Application code creates the chain once at startup and never changes:

providers = FallbackProvider(chain=[
    (anthropic_client, "claude-sonnet-4-5"),
    (anthropic_client, "claude-haiku-4-5"),
    (openai_client, "gpt-4o-mini"),
])

Observability for fallback chains

When fallbacks are triggered, you need to know:

  • Which model was actually used for each request
  • How often fallbacks are triggered
  • Which errors triggered them

Include model_used and fallback_triggered in every request trace:

@dataclass
class RequestTrace:
    request_id: str
    primary_model: str
    model_used: str
    fallback_triggered: bool
    fallback_reason: str | None
    retries: int
    latency_ms: int
    cost_usd: float

A spike in fallback_triggered is an early warning of provider instability before it becomes a full outage.

Cost implications of fallback

Fallbacks during retries mean some requests cost more than the primary model price. For 99% of requests using the primary, cost is predictable.

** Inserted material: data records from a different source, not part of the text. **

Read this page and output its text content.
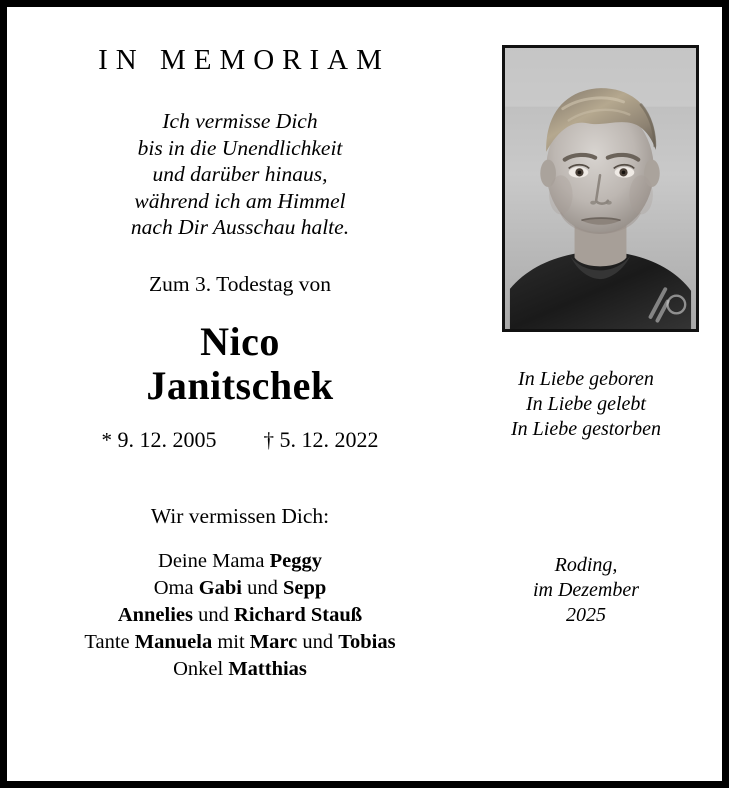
IN MEMORIAM
Ich vermisse Dich
bis in die Unendlichkeit
und darüber hinaus,
während ich am Himmel
nach Dir Ausschau halte.
Zum 3. Todestag von
Nico
Janitschek
* 9. 12. 2005 † 5. 12. 2022
Wir vermissen Dich:
Deine Mama Peggy
Oma Gabi und Sepp
Annelies und Richard Stauß
Tante Manuela mit Marc und Tobias
Onkel Matthias
In Liebe geboren
In Liebe gelebt
In Liebe gestorben
Roding,
im Dezember
2025
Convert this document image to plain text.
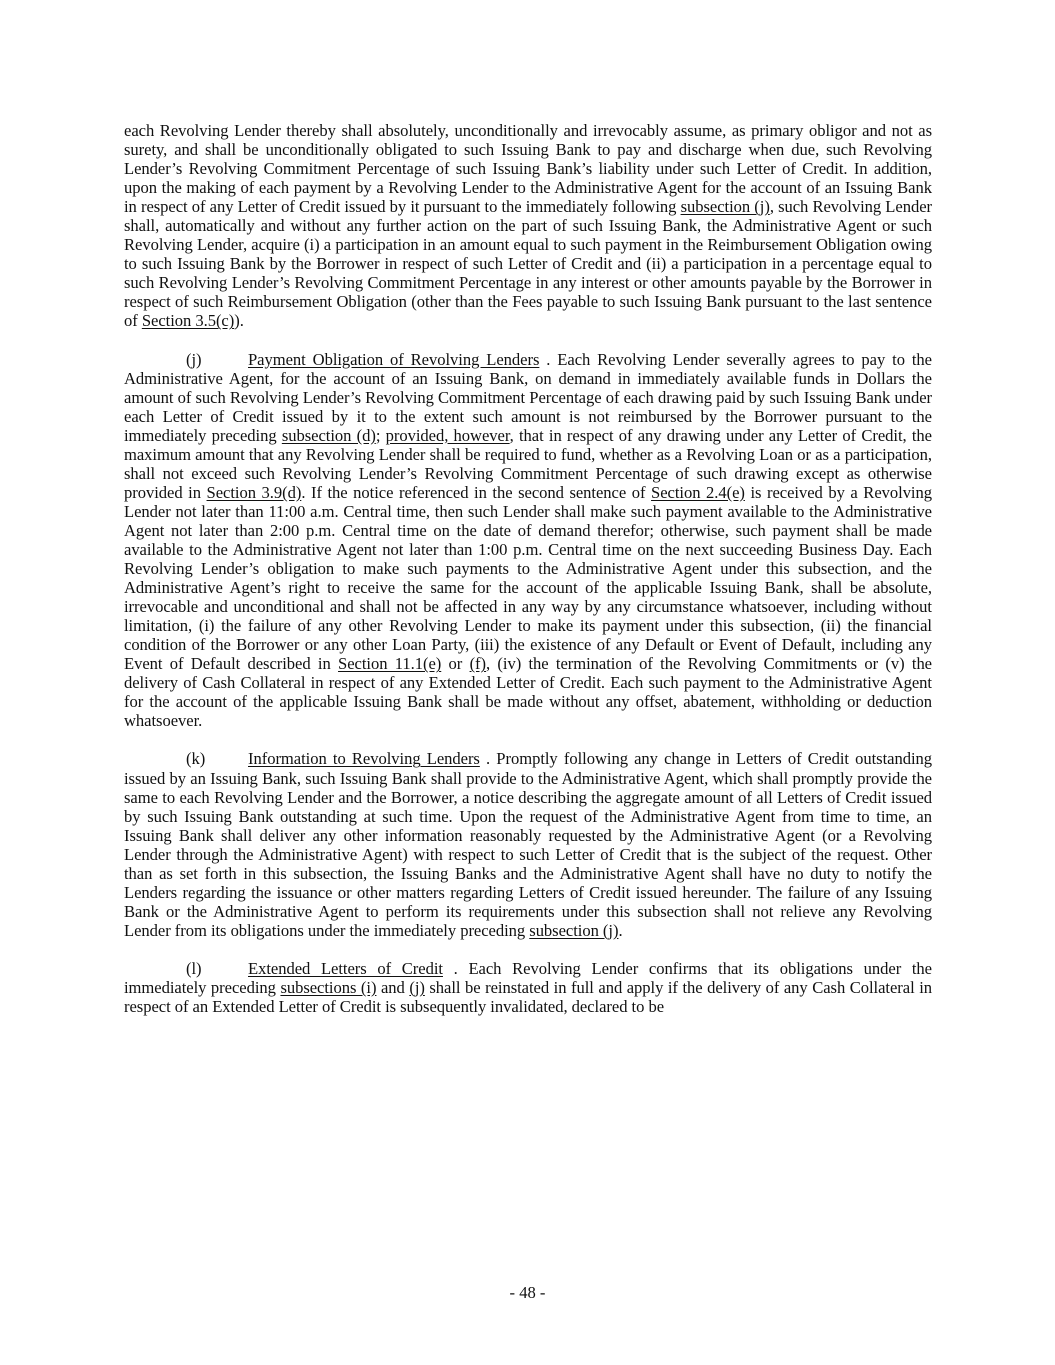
each Revolving Lender thereby shall absolutely, unconditionally and irrevocably assume, as primary obligor and not as surety, and shall be unconditionally obligated to such Issuing Bank to pay and discharge when due, such Revolving Lender’s Revolving Commitment Percentage of such Issuing Bank’s liability under such Letter of Credit. In addition, upon the making of each payment by a Revolving Lender to the Administrative Agent for the account of an Issuing Bank in respect of any Letter of Credit issued by it pursuant to the immediately following subsection (j), such Revolving Lender shall, automatically and without any further action on the part of such Issuing Bank, the Administrative Agent or such Revolving Lender, acquire (i) a participation in an amount equal to such payment in the Reimbursement Obligation owing to such Issuing Bank by the Borrower in respect of such Letter of Credit and (ii) a participation in a percentage equal to such Revolving Lender’s Revolving Commitment Percentage in any interest or other amounts payable by the Borrower in respect of such Reimbursement Obligation (other than the Fees payable to such Issuing Bank pursuant to the last sentence of Section 3.5(c)).

(j)	Payment Obligation of Revolving Lenders . Each Revolving Lender severally agrees to pay to the Administrative Agent, for the account of an Issuing Bank, on demand in immediately available funds in Dollars the amount of such Revolving Lender’s Revolving Commitment Percentage of each drawing paid by such Issuing Bank under each Letter of Credit issued by it to the extent such amount is not reimbursed by the Borrower pursuant to the immediately preceding subsection (d); provided, however, that in respect of any drawing under any Letter of Credit, the maximum amount that any Revolving Lender shall be required to fund, whether as a Revolving Loan or as a participation, shall not exceed such Revolving Lender’s Revolving Commitment Percentage of such drawing except as otherwise provided in Section 3.9(d). If the notice referenced in the second sentence of Section 2.4(e) is received by a Revolving Lender not later than 11:00 a.m. Central time, then such Lender shall make such payment available to the Administrative Agent not later than 2:00 p.m. Central time on the date of demand therefor; otherwise, such payment shall be made available to the Administrative Agent not later than 1:00 p.m. Central time on the next succeeding Business Day. Each Revolving Lender’s obligation to make such payments to the Administrative Agent under this subsection, and the Administrative Agent’s right to receive the same for the account of the applicable Issuing Bank, shall be absolute, irrevocable and unconditional and shall not be affected in any way by any circumstance whatsoever, including without limitation, (i) the failure of any other Revolving Lender to make its payment under this subsection, (ii) the financial condition of the Borrower or any other Loan Party, (iii) the existence of any Default or Event of Default, including any Event of Default described in Section 11.1(e) or (f), (iv) the termination of the Revolving Commitments or (v) the delivery of Cash Collateral in respect of any Extended Letter of Credit. Each such payment to the Administrative Agent for the account of the applicable Issuing Bank shall be made without any offset, abatement, withholding or deduction whatsoever.

(k)	Information to Revolving Lenders . Promptly following any change in Letters of Credit outstanding issued by an Issuing Bank, such Issuing Bank shall provide to the Administrative Agent, which shall promptly provide the same to each Revolving Lender and the Borrower, a notice describing the aggregate amount of all Letters of Credit issued by such Issuing Bank outstanding at such time. Upon the request of the Administrative Agent from time to time, an Issuing Bank shall deliver any other information reasonably requested by the Administrative Agent (or a Revolving Lender through the Administrative Agent) with respect to such Letter of Credit that is the subject of the request. Other than as set forth in this subsection, the Issuing Banks and the Administrative Agent shall have no duty to notify the Lenders regarding the issuance or other matters regarding Letters of Credit issued hereunder. The failure of any Issuing Bank or the Administrative Agent to perform its requirements under this subsection shall not relieve any Revolving Lender from its obligations under the immediately preceding subsection (j).

(l)	Extended Letters of Credit . Each Revolving Lender confirms that its obligations under the immediately preceding subsections (i) and (j) shall be reinstated in full and apply if the delivery of any Cash Collateral in respect of an Extended Letter of Credit is subsequently invalidated, declared to be

- 48 -
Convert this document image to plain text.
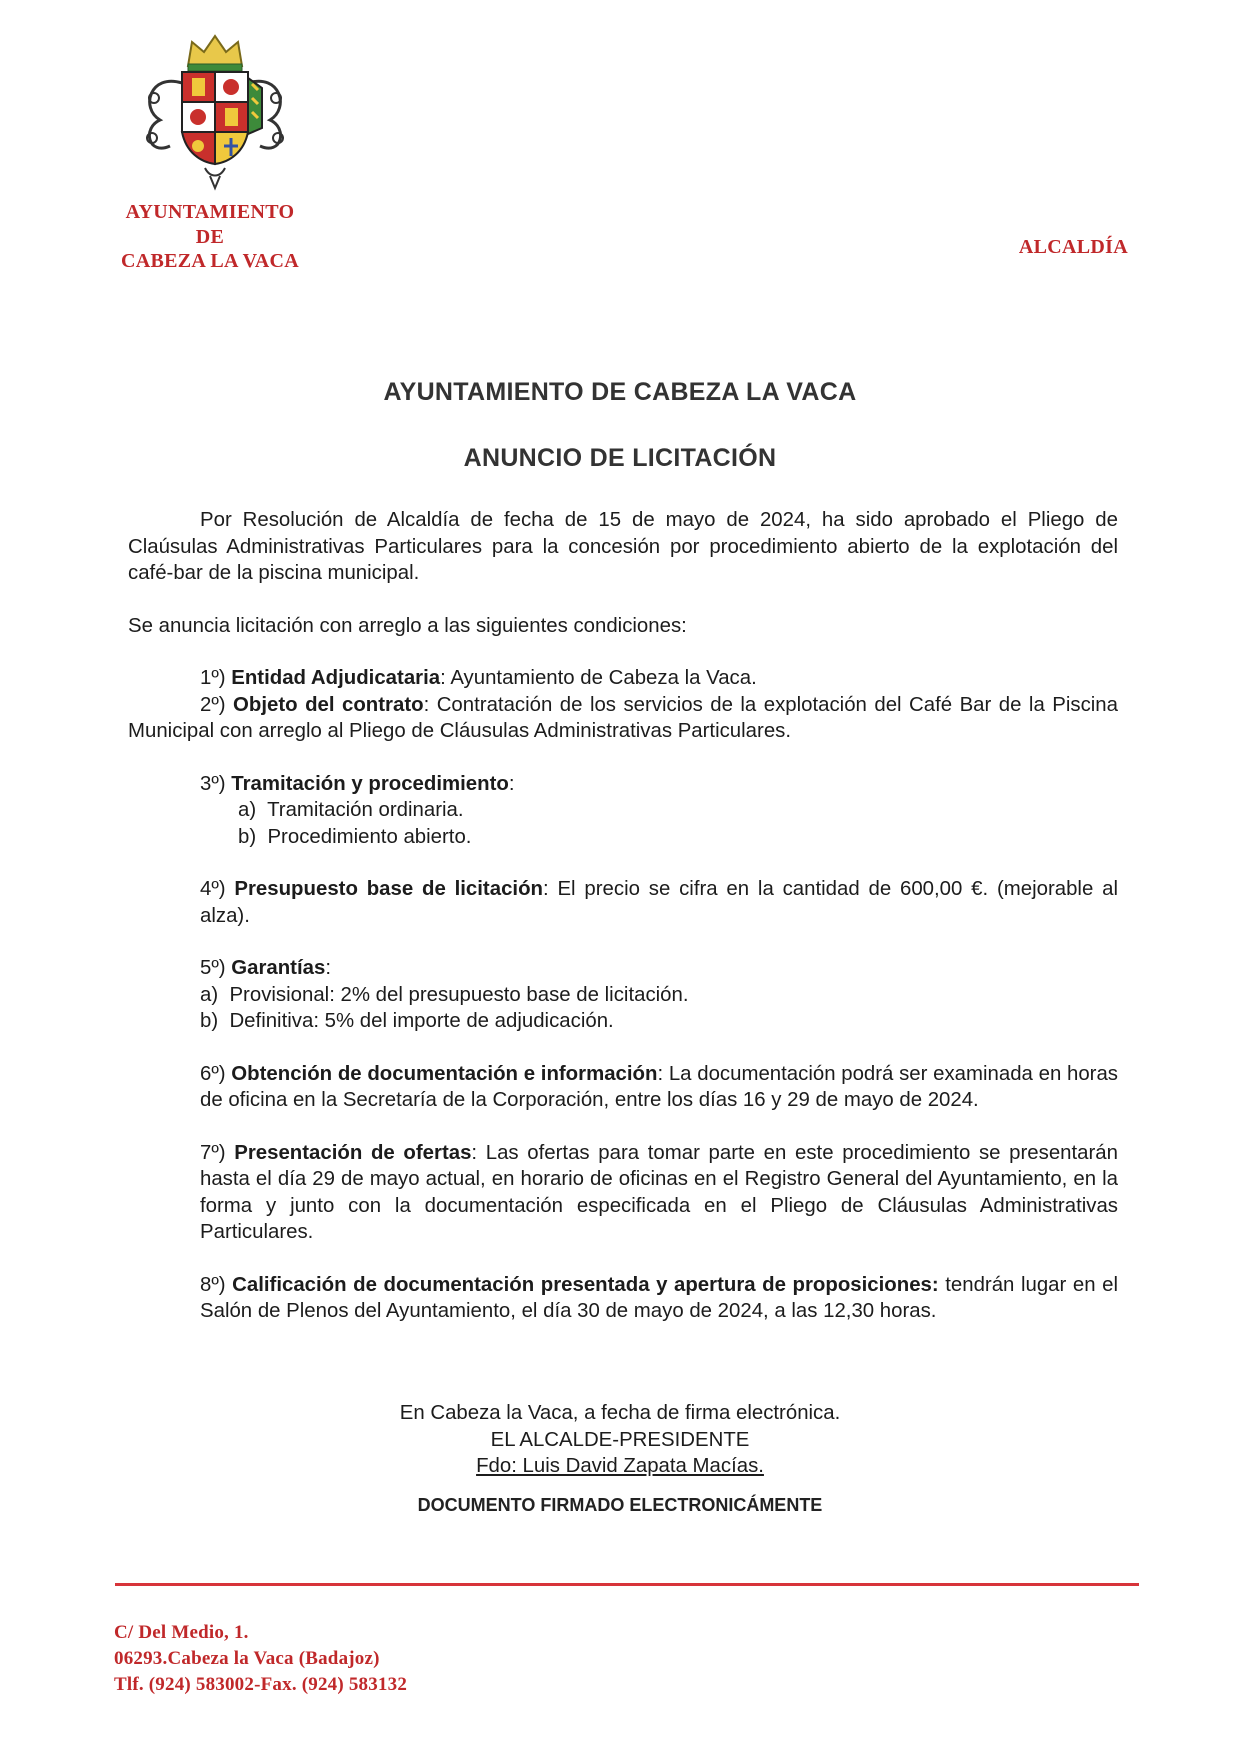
AYUNTAMIENTO
DE
CABEZA LA VACA
ALCALDÍA
AYUNTAMIENTO DE CABEZA LA VACA
ANUNCIO DE LICITACIÓN

Por Resolución de Alcaldía de fecha de 15 de mayo de 2024, ha sido aprobado el Pliego de Claúsulas Administrativas Particulares para la concesión por procedimiento abierto de la explotación del café-bar de la piscina municipal.

Se anuncia licitación con arreglo a las siguientes condiciones:

1º) Entidad Adjudicataria: Ayuntamiento de Cabeza la Vaca.

2º) Objeto del contrato: Contratación de los servicios de la explotación del Café Bar de la Piscina Municipal con arreglo al Pliego de Cláusulas Administrativas Particulares.

3º) Tramitación y procedimiento:

a)  Tramitación ordinaria.

b)  Procedimiento abierto.

4º) Presupuesto base de licitación: El precio se cifra en la cantidad de 600,00 €. (mejorable al alza).

5º) Garantías:

a)  Provisional: 2% del presupuesto base de licitación.

b)  Definitiva: 5% del importe de adjudicación.

6º) Obtención de documentación e información: La documentación podrá ser examinada en horas de oficina en la Secretaría de la Corporación, entre los días 16 y 29 de mayo de 2024.

7º) Presentación de ofertas: Las ofertas para tomar parte en este procedimiento se presentarán hasta el día 29 de mayo actual, en horario de oficinas en el Registro General del Ayuntamiento, en la forma y junto con la documentación especificada en el Pliego de Cláusulas Administrativas Particulares.

8º) Calificación de documentación presentada y apertura de proposiciones: tendrán lugar en el Salón de Plenos del Ayuntamiento, el día 30 de mayo de 2024, a las 12,30 horas.

En Cabeza la Vaca, a fecha de firma electrónica.
EL ALCALDE-PRESIDENTE
Fdo: Luis David Zapata Macías.
DOCUMENTO FIRMADO ELECTRONICÁMENTE
C/ Del Medio, 1.
06293.Cabeza la Vaca (Badajoz)
Tlf. (924) 583002-Fax. (924) 583132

For the 1% that fall back, costs may vary:

  • Falling back to Haiku from Sonnet: ~4x cheaper
  • Falling back to GPT-4o mini from Sonnet: ~20x cheaper

This means fallbacks actually reduce cost during outages — a nice side effect. Model on fallbacks by building cost tracking into the chain.

When NOT to use a fallback chain

Fallback chains add latency overhead on the failure path (retry delays + trying multiple providers). In features where latency is the top priority, a single fast model with aggressive timeout and graceful degradation may serve better than a chain.

Also: do not fall back when the request itself is the problem. A 400 error means your payload is wrong. Trying the same payload on a different model will produce the same error. Fix the payload, not the provider selection.

Summary

A well-designed fallback chain improves reliability with minimal code complexity. The key rules: implement one interface, retry on transient errors, fall back on provider failures, log which model was used, and distinguish retriable from non-retriable errors. Build the chain at startup, inject it as a dependency, and your application code never needs to know which model actually answered the request.